Al terzo piano troviamo Drova, una giudice in pensione, che parla con il marito morto a una segreteria telefonica. Lei sente l’esigenza di ripercorrere retrospettivamente le tappe che hanno spinto Arad, il loro unico figlio, a troncare ogni legame con la famiglia.
Come si vede c’è qualcosa di spettrale, se non addirittura di fantasmatico, in questi monologhi disperati. E il miracolo è tutto qui: che la vita emerga spumeggiante da questa specie di catacomba residenziale.

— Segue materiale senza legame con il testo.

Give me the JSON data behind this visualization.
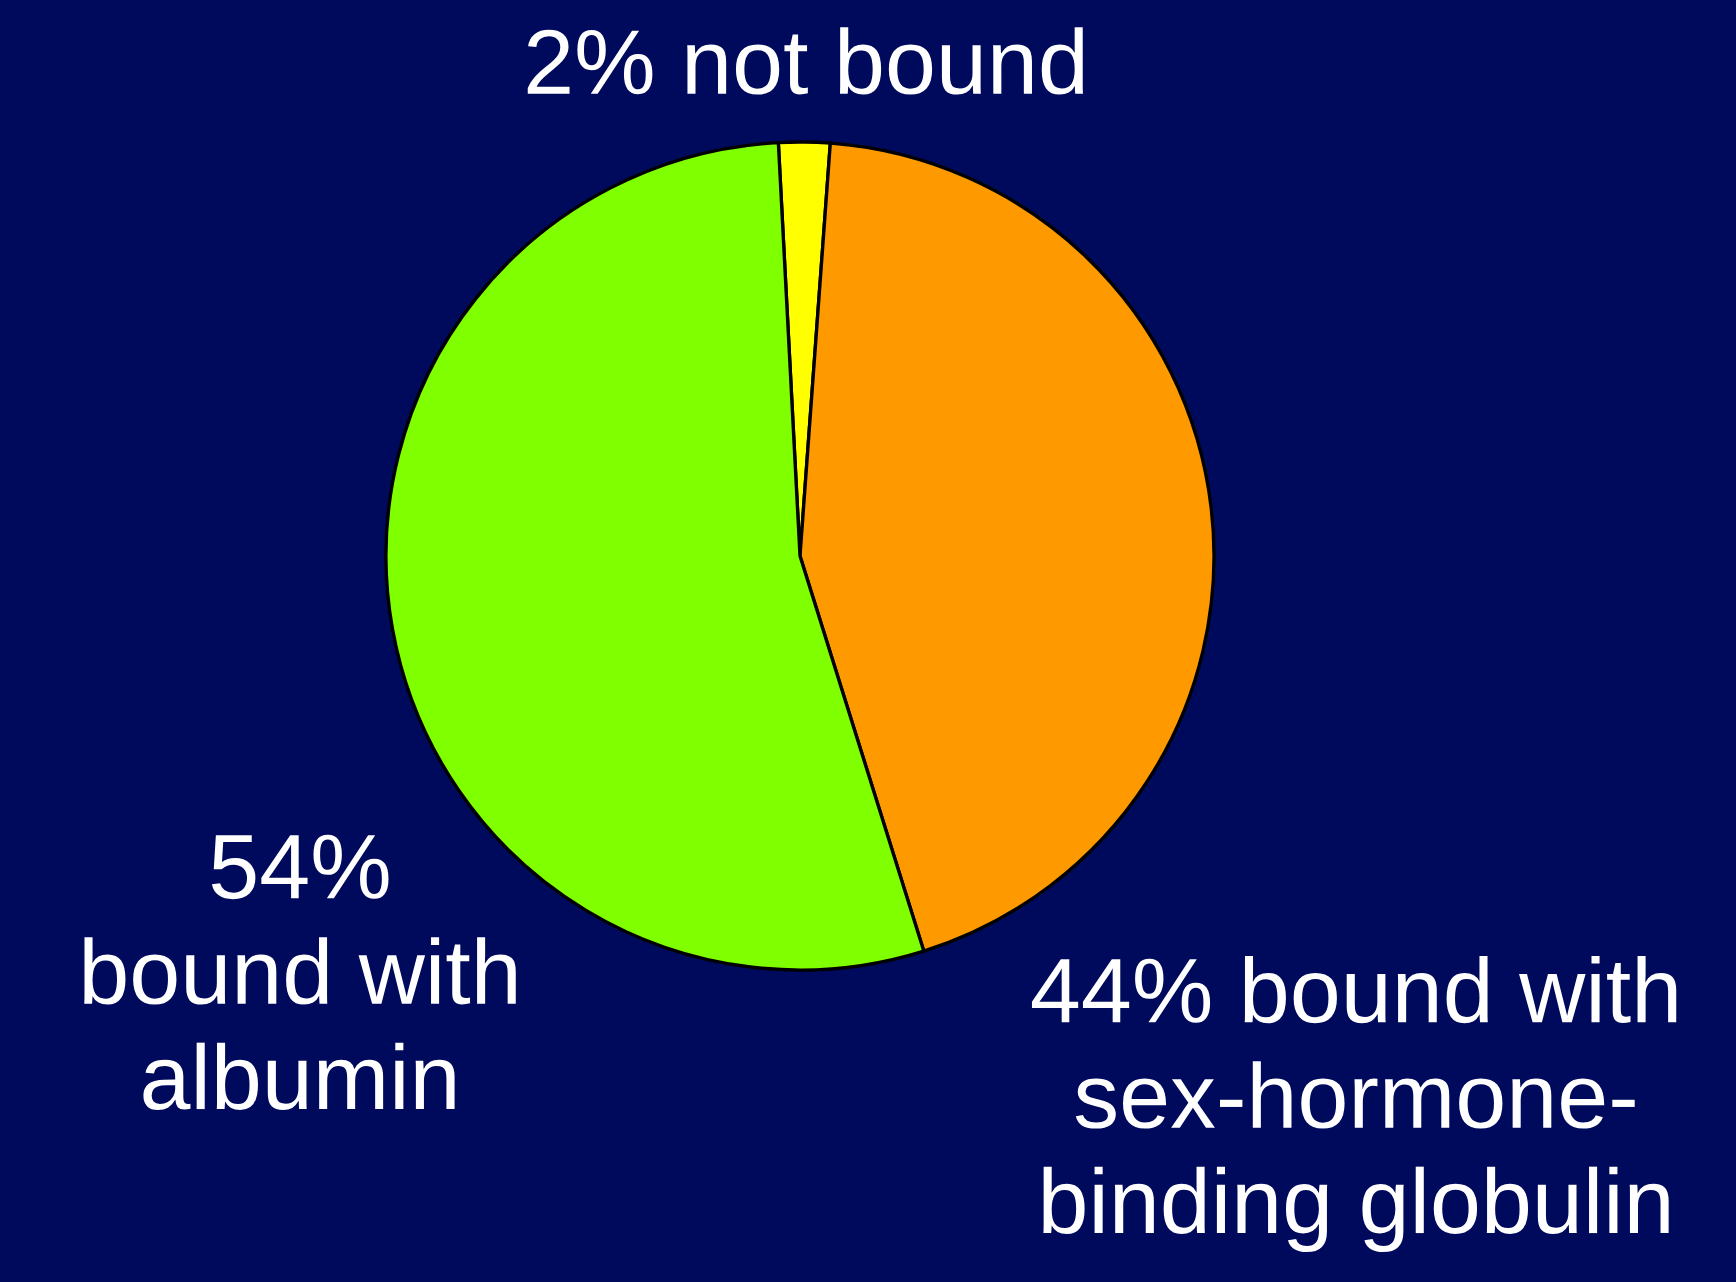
{
  "chart_data": {
    "type": "pie",
    "categories": [
      "2% not bound",
      "44% bound with\nsex-hormone-\nbinding globulin",
      "54%\nbound with\nalbumin"
    ],
    "values": [
      2,
      44,
      54
    ],
    "colors": [
      "#ffff00",
      "#ff9900",
      "#80ff00"
    ]
  }
}
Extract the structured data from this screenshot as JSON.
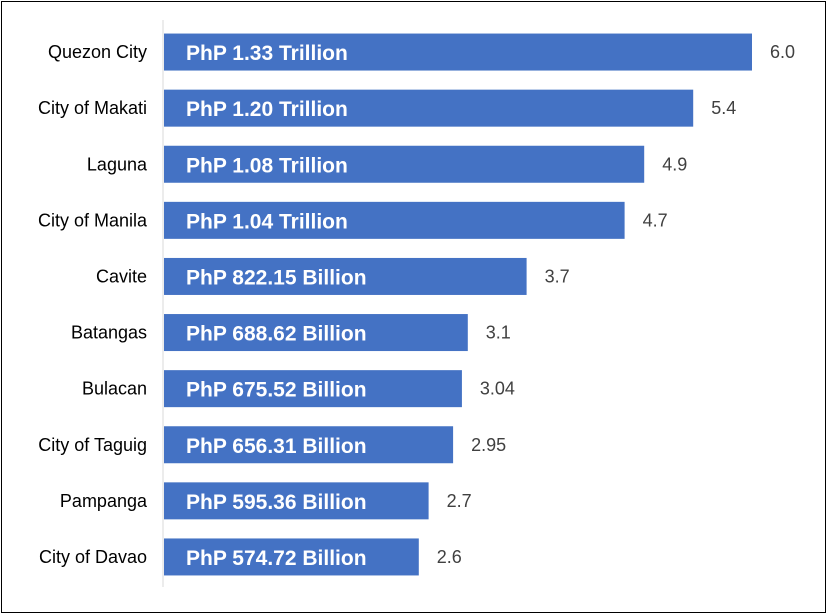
{
  "chart_data": {
    "type": "bar",
    "orientation": "horizontal",
    "categories": [
      "Quezon City",
      "City of Makati",
      "Laguna",
      "City of Manila",
      "Cavite",
      "Batangas",
      "Bulacan",
      "City of Taguig",
      "Pampanga",
      "City of Davao"
    ],
    "values": [
      6.0,
      5.4,
      4.9,
      4.7,
      3.7,
      3.1,
      3.04,
      2.95,
      2.7,
      2.6
    ],
    "value_labels": [
      "6.0",
      "5.4",
      "4.9",
      "4.7",
      "3.7",
      "3.1",
      "3.04",
      "2.95",
      "2.7",
      "2.6"
    ],
    "bar_labels": [
      "PhP 1.33 Trillion",
      "PhP 1.20 Trillion",
      "PhP 1.08 Trillion",
      "PhP 1.04 Trillion",
      "PhP 822.15 Billion",
      "PhP 688.62 Billion",
      "PhP 675.52 Billion",
      "PhP 656.31 Billion",
      "PhP 595.36 Billion",
      "PhP 574.72 Billion"
    ],
    "title": "",
    "xlabel": "",
    "ylabel": "",
    "xlim": [
      0,
      6.0
    ],
    "grid": false,
    "legend": "none",
    "bar_color": "#4472C4"
  }
}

Parlavo prima di un senso di asfissia, di claustrofobia. Nevo è ossessionato dai nidi domestici e non ama i quadri en plein air. Certo, ambientare un romanzo in un condominio non è cosa nuova, anzi, si tratta di uno stratagemma a cui i narratori ricorrono volentieri: valgano per tutti gli esempi di Perec e di Ballard. Ma la forza di Nevo è nelle sue voci. Con mirabile talento mimetico, con tenera empatia, è un asso nel far parlare i suoi personaggi, nel distinguerli l’uno dall’altro, nell’isolarli, nel comprenderli intimamente. La sua scrittura ha una tale maturità che non sente più l’esigenza di trovare un territorio comune tra le storie che racconta. Le vicende sono in pieno svolgimento, non hanno un reale epilogo, suonano come giganteschi punti interrogativi. Non c’è alcuna moralità, se non forse nella moralità espressa da ogni racconto ben fatto.
Leggo Nevo e ogni volta capisco perché quando sei in Israele hai voglia di fuggire, e perché quando sei lontano hai voglia di ritornarci.